Effects of pressure on syngas/air turbulent nonpremixed flames

Large eddy simulations (LES) of turbulent non-premixed jet flames were conducted to investigate the effects of pressure on the syngas/air flame behavior. The software to solve the reactive Navier-Stokes equations was developed based on the OpenFOAM framework, using the YSLFM library for the flamelet-based chemical closure. The flamelet tabulation is obtained by means of an in-house code designed to solve unsteady flamelets of both ideal and real fluid mixtures.
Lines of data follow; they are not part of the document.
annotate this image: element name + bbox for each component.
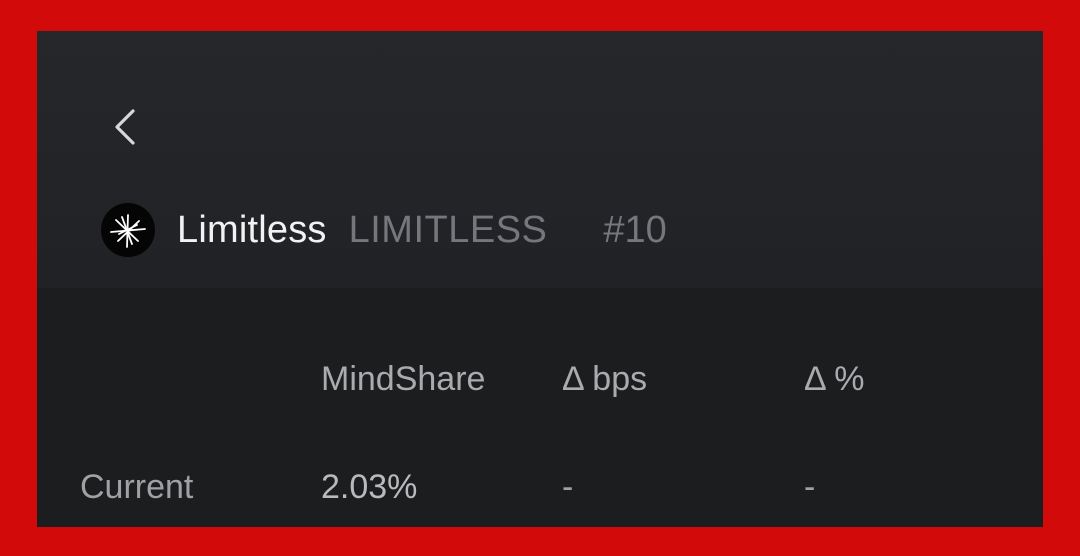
token-detail-panel: Limitless LIMITLESS #10 MindShare Δ bps … <box>37 31 1043 527</box>
cell-mindshare: 2.03% <box>321 468 418 506</box>
token-name: Limitless <box>177 208 327 251</box>
limitless-starburst-logo-icon <box>110 214 146 248</box>
token-logo <box>101 203 155 257</box>
token-ticker: LIMITLESS <box>348 208 548 251</box>
column-header-delta-pct: Δ % <box>804 360 865 398</box>
row-label-current: Current <box>80 468 194 506</box>
token-title-row: Limitless LIMITLESS #10 <box>101 200 667 260</box>
column-header-mindshare: MindShare <box>321 360 486 398</box>
chevron-left-icon <box>115 109 135 145</box>
mindshare-table: MindShare Δ bps Δ % Current 2.03% - - <box>37 288 1043 527</box>
column-header-delta-bps: Δ bps <box>562 360 648 398</box>
cell-delta-pct: - <box>804 468 816 506</box>
token-header: Limitless LIMITLESS #10 <box>37 31 1043 288</box>
token-rank: #10 <box>603 208 667 251</box>
cell-delta-bps: - <box>562 468 574 506</box>
back-button[interactable] <box>105 105 145 149</box>
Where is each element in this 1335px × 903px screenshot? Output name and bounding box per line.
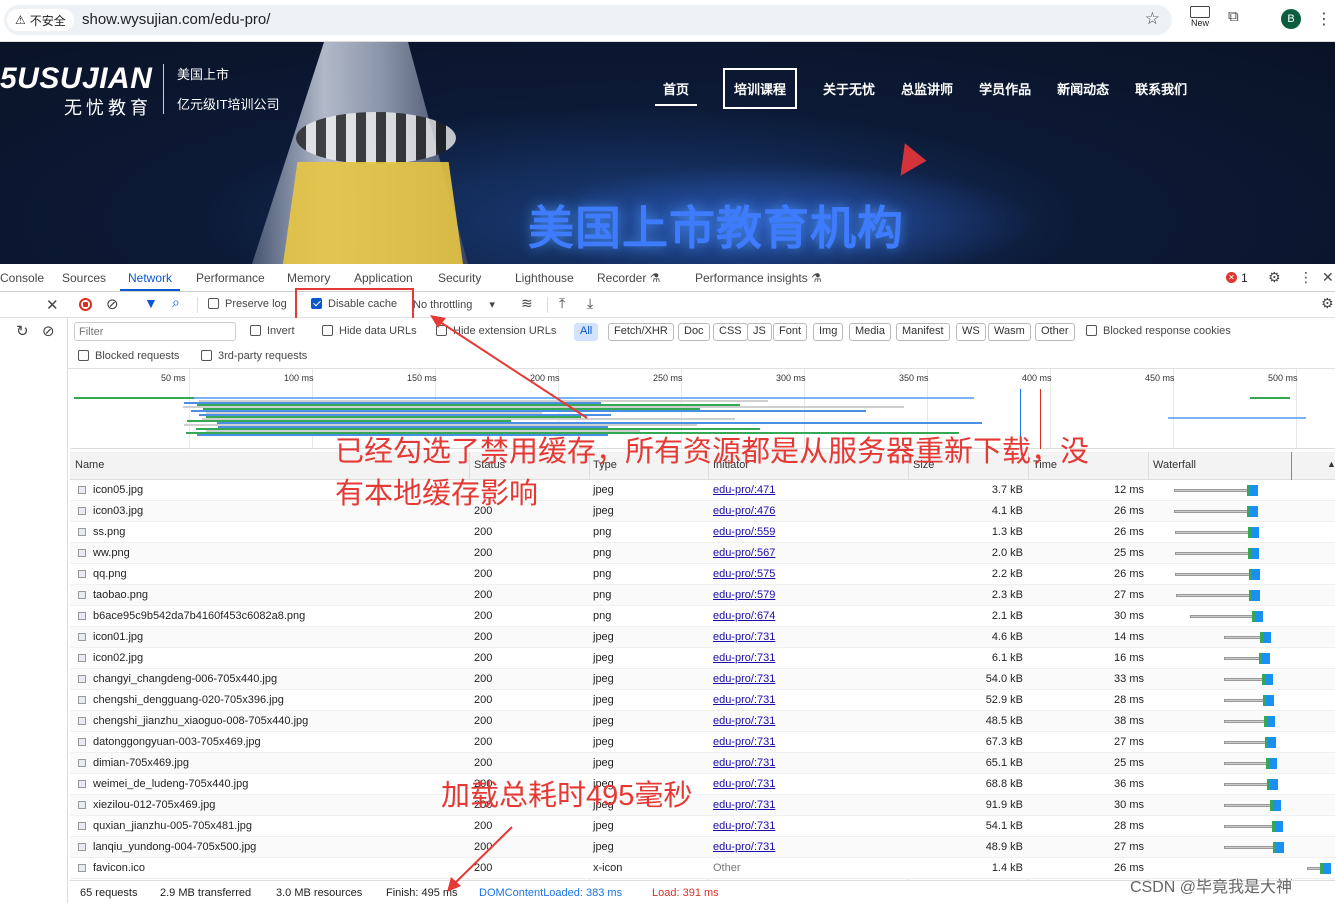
csdn-watermark: CSDN @毕竟我是大神: [1130, 879, 1293, 896]
annotation-arrow-line-2: [451, 826, 513, 887]
annotation-arrow-line-1: [436, 319, 588, 419]
annotation-arrowhead-1: [430, 315, 446, 328]
annotation-note-line-1: 已经勾选了禁用缓存，所有资源都是从服务器重新下载，没: [335, 436, 1090, 468]
annotation-note-line-2: 有本地缓存影响: [335, 478, 539, 510]
annotation-note-2: 加载总耗时495毫秒: [441, 780, 693, 812]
The validation of the numerical setup is attained by comparison of the numerical results with the Sandia/ETH-Zurich experimental database of the CO/H$_{2}$/N$_{2}$ non-premixed, unconfined, turbulent jet flame, referred to as “Flame A”. Two additional simulations, at pressure conditions of 2 and 5 atm, are compared and analyzed to unravel computational and scientific challenges in characterizing turbulent flames at high pressures. A set of flamelet solutions, representative of the jet flames under review, are analyzed following a CSP approach. In particular, the Tangential Stretching Rate (TSR), representing the reciprocal of the most energetic time scale associated with the chemical source term, and its extension to reaction-diffusion systems (extended TSR), are adopted.